Observación: situando el cursor sobre una fotografía, podremos leer el pie de foto. Si pulsamos sobre cualquiera de ellas, podrán verse todas a pantalla completa.

Para ver más temas relacionados con éste puedes consultar: Patrimonio en el medio rural, Río Guadalete, Puentes y obras públicas, Paisajes con historia

Artículo publicado en DIARIO DE JEREZ, el 24/12/2017

Una carretera de altura.
De Grazalema a Zahara por el Puerto de las Palomas.




Entre las carreteras secundarias de la provincia nuestra preferida es, sin lugar a dudas, la que une Grazalema y Zahara por el Puerto de las Palomas. A nuestro juicio, muy pocas carreteras se merecen más el calificativo de “paisajística” que la CA-9104, que une estas dos poblaciones serranas después de recorrer algo más de 14 km, subiendo al puerto de mayor altitud de la provincia, el de las Palomas, de 1189 m. El hecho de ser una carretera de montaña, obliga a circular por ella a velocidad moderada lo que añade sin duda un mayor atractivo a nuestra ruta. Y es que, en esto de los viajes, compartimos la opinión de que “recorrer pausadamente el territorio a ritmo constante y regular permite llegar a una especie de armonía con el espacio" (1).
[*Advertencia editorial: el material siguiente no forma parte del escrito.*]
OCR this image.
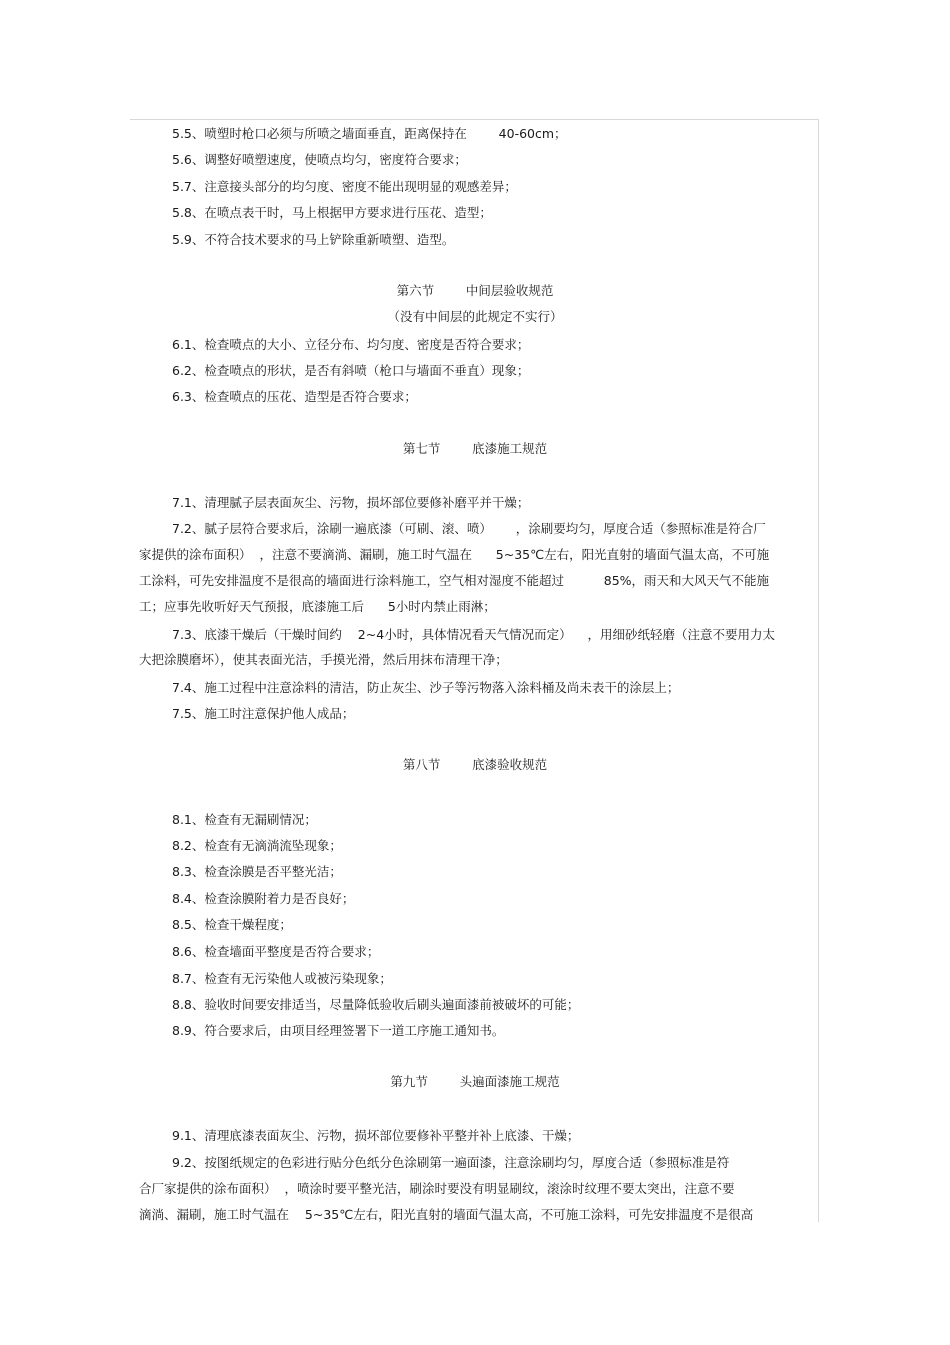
5.5、喷塑时枪口必须与所喷之墙面垂直，距离保持在        40-60cm；
5.6、调整好喷塑速度，使喷点均匀，密度符合要求；
5.7、注意接头部分的均匀度、密度不能出现明显的观感差异；
5.8、在喷点表干时，马上根据甲方要求进行压花、造型；
5.9、不符合技术要求的马上铲除重新喷塑、造型。
第六节        中间层验收规范
（没有中间层的此规定不实行）
6.1、检查喷点的大小、立径分布、均匀度、密度是否符合要求；
6.2、检查喷点的形状，是否有斜喷（枪口与墙面不垂直）现象；
6.3、检查喷点的压花、造型是否符合要求；
第七节        底漆施工规范
7.1、清理腻子层表面灰尘、污物，损坏部位要修补磨平并干燥；
7.2、腻子层符合要求后，涂刷一遍底漆（可刷、滚、喷）      ，涂刷要均匀，厚度合适（参照标准是符合厂
家提供的涂布面积）  ，注意不要滴淌、漏刷，施工时气温在      5~35℃左右，阳光直射的墙面气温太高，不可施
工涂料，可先安排温度不是很高的墙面进行涂料施工，空气相对湿度不能超过          85%，雨天和大风天气不能施
工；应事先收听好天气预报，底漆施工后      5小时内禁止雨淋；
7.3、底漆干燥后（干燥时间约    2~4小时，具体情况看天气情况而定）    ，用细砂纸轻磨（注意不要用力太
大把涂膜磨坏），使其表面光洁，手摸光滑，然后用抹布清理干净；
7.4、施工过程中注意涂料的清洁，防止灰尘、沙子等污物落入涂料桶及尚未表干的涂层上；
7.5、施工时注意保护他人成品；
第八节        底漆验收规范
8.1、检查有无漏刷情况；
8.2、检查有无滴淌流坠现象；
8.3、检查涂膜是否平整光洁；
8.4、检查涂膜附着力是否良好；
8.5、检查干燥程度；
8.6、检查墙面平整度是否符合要求；
8.7、检查有无污染他人或被污染现象；
8.8、验收时间要安排适当，尽量降低验收后刷头遍面漆前被破坏的可能；
8.9、符合要求后，由项目经理签署下一道工序施工通知书。
第九节        头遍面漆施工规范
9.1、清理底漆表面灰尘、污物，损坏部位要修补平整并补上底漆、干燥；
9.2、按图纸规定的色彩进行贴分色纸分色涂刷第一遍面漆，注意涂刷均匀，厚度合适（参照标准是符
合厂家提供的涂布面积）  ，喷涂时要平整光洁，刷涂时要没有明显刷纹，滚涂时纹理不要太突出，注意不要
滴淌、漏刷，施工时气温在    5~35℃左右，阳光直射的墙面气温太高，不可施工涂料，可先安排温度不是很高
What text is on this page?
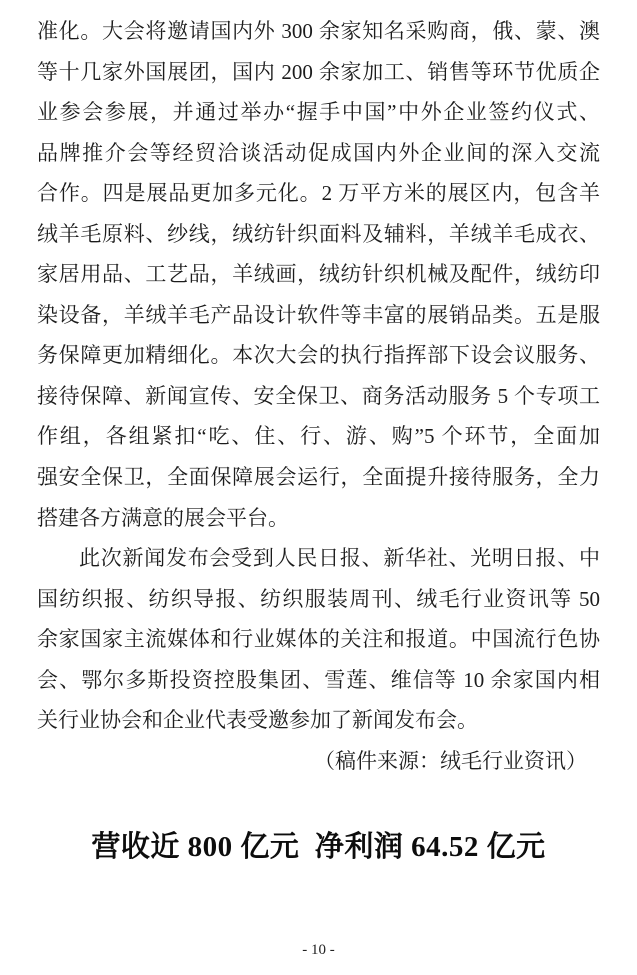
准化。大会将邀请国内外 300 余家知名采购商，俄、蒙、澳
等十几家外国展团，国内 200 余家加工、销售等环节优质企
业参会参展，并通过举办“握手中国”中外企业签约仪式、
品牌推介会等经贸洽谈活动促成国内外企业间的深入交流
合作。四是展品更加多元化。2 万平方米的展区内，包含羊
绒羊毛原料、纱线，绒纺针织面料及辅料，羊绒羊毛成衣、
家居用品、工艺品，羊绒画，绒纺针织机械及配件，绒纺印
染设备，羊绒羊毛产品设计软件等丰富的展销品类。五是服
务保障更加精细化。本次大会的执行指挥部下设会议服务、
接待保障、新闻宣传、安全保卫、商务活动服务 5 个专项工
作组，各组紧扣“吃、住、行、游、购”5 个环节，全面加
强安全保卫，全面保障展会运行，全面提升接待服务，全力
搭建各方满意的展会平台。
此次新闻发布会受到人民日报、新华社、光明日报、中
国纺织报、纺织导报、纺织服装周刊、绒毛行业资讯等 50
余家国家主流媒体和行业媒体的关注和报道。中国流行色协
会、鄂尔多斯投资控股集团、雪莲、维信等 10 余家国内相
关行业协会和企业代表受邀参加了新闻发布会。
（稿件来源：绒毛行业资讯）
营收近 800 亿元  净利润 64.52 亿元
- 10 -
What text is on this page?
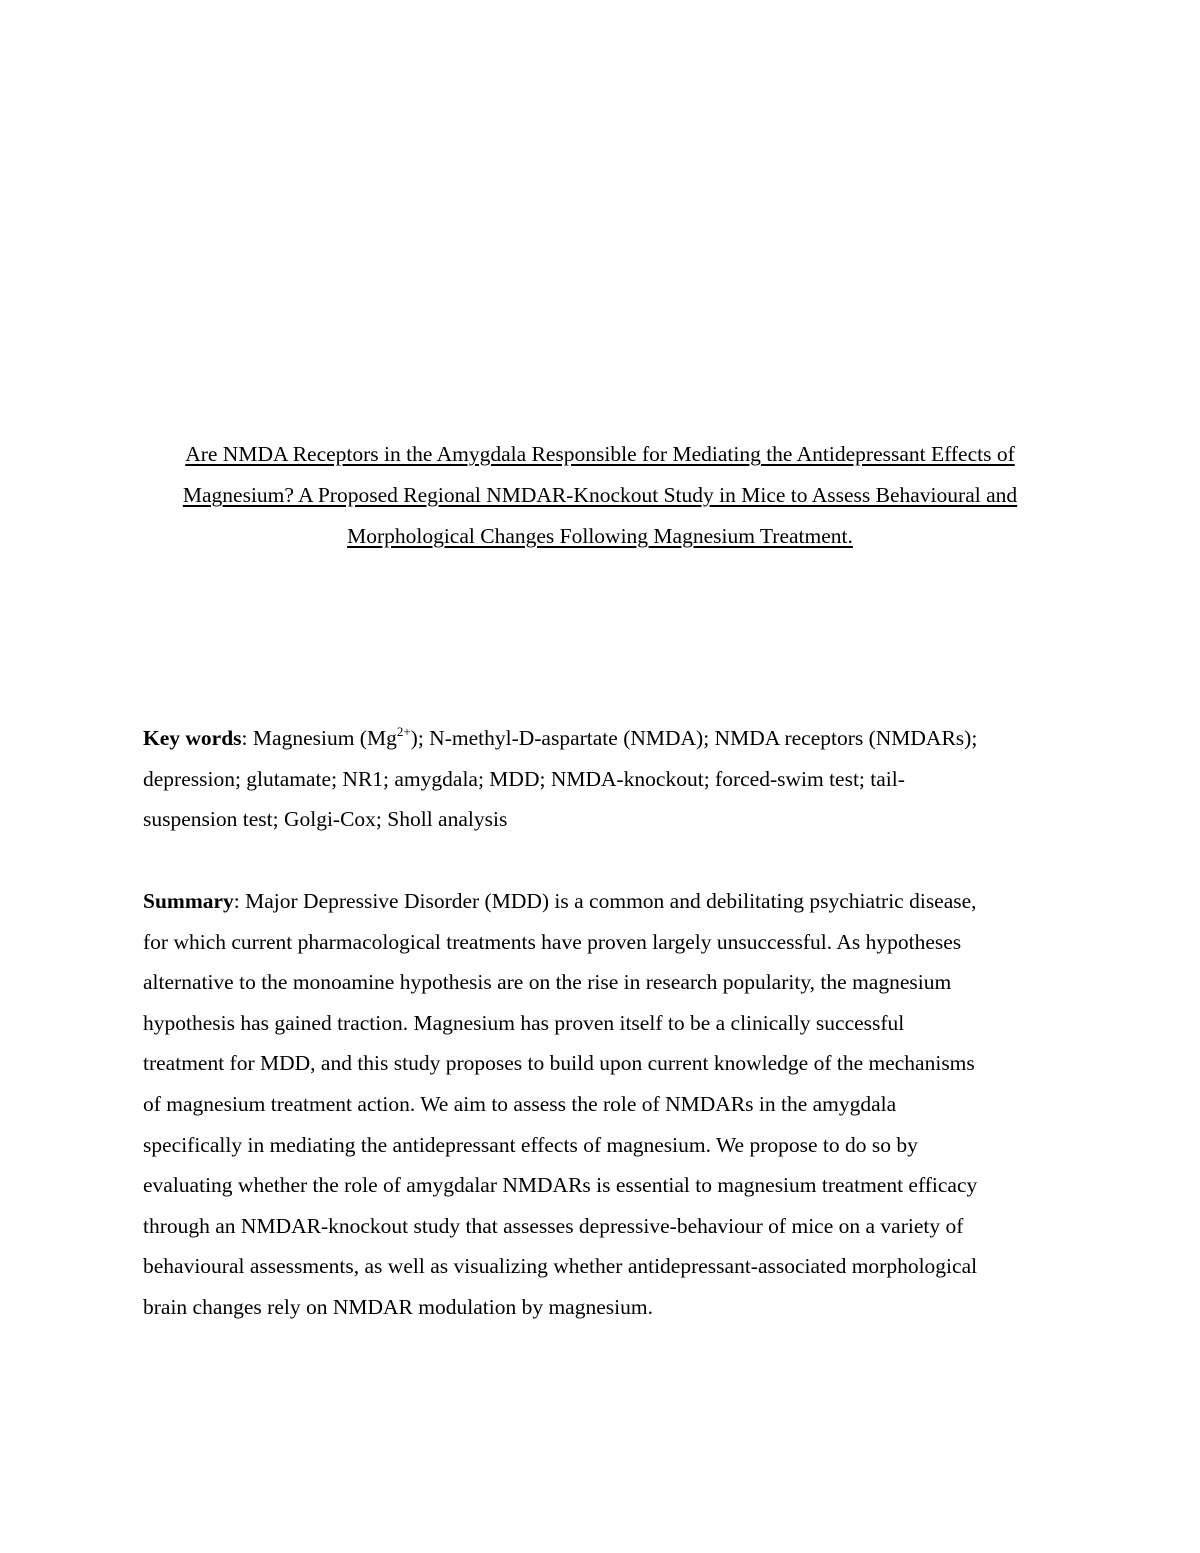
Are NMDA Receptors in the Amygdala Responsible for Mediating the Antidepressant Effects of
Magnesium? A Proposed Regional NMDAR-Knockout Study in Mice to Assess Behavioural and
Morphological Changes Following Magnesium Treatment.
Key words: Magnesium $(Mg^{2+})$; N-methyl-D-aspartate (NMDA); NMDA receptors (NMDARs);
depression; glutamate; NR1; amygdala; MDD; NMDA-knockout; forced-swim test; tail-
suspension test; Golgi-Cox; Sholl analysis
Summary: Major Depressive Disorder (MDD) is a common and debilitating psychiatric disease,
for which current pharmacological treatments have proven largely unsuccessful. As hypotheses
alternative to the monoamine hypothesis are on the rise in research popularity, the magnesium
hypothesis has gained traction. Magnesium has proven itself to be a clinically successful
treatment for MDD, and this study proposes to build upon current knowledge of the mechanisms
of magnesium treatment action. We aim to assess the role of NMDARs in the amygdala
specifically in mediating the antidepressant effects of magnesium. We propose to do so by
evaluating whether the role of amygdalar NMDARs is essential to magnesium treatment efficacy
through an NMDAR-knockout study that assesses depressive-behaviour of mice on a variety of
behavioural assessments, as well as visualizing whether antidepressant-associated morphological
brain changes rely on NMDAR modulation by magnesium.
El trazado de la carretera sigue, en muchos de sus tramos, la huella de los antiguos caminos de herradura que unían estas dos poblaciones serranas (Vereda de La Camilla, Camino de las Lomas, Camino del Pinar…), atravesando una de las zonas más montañosas y abruptas de la serranía y abriéndose paso por las laderas rocosas de la Sierra del Pinar, Las Lomas y Monte Prieto.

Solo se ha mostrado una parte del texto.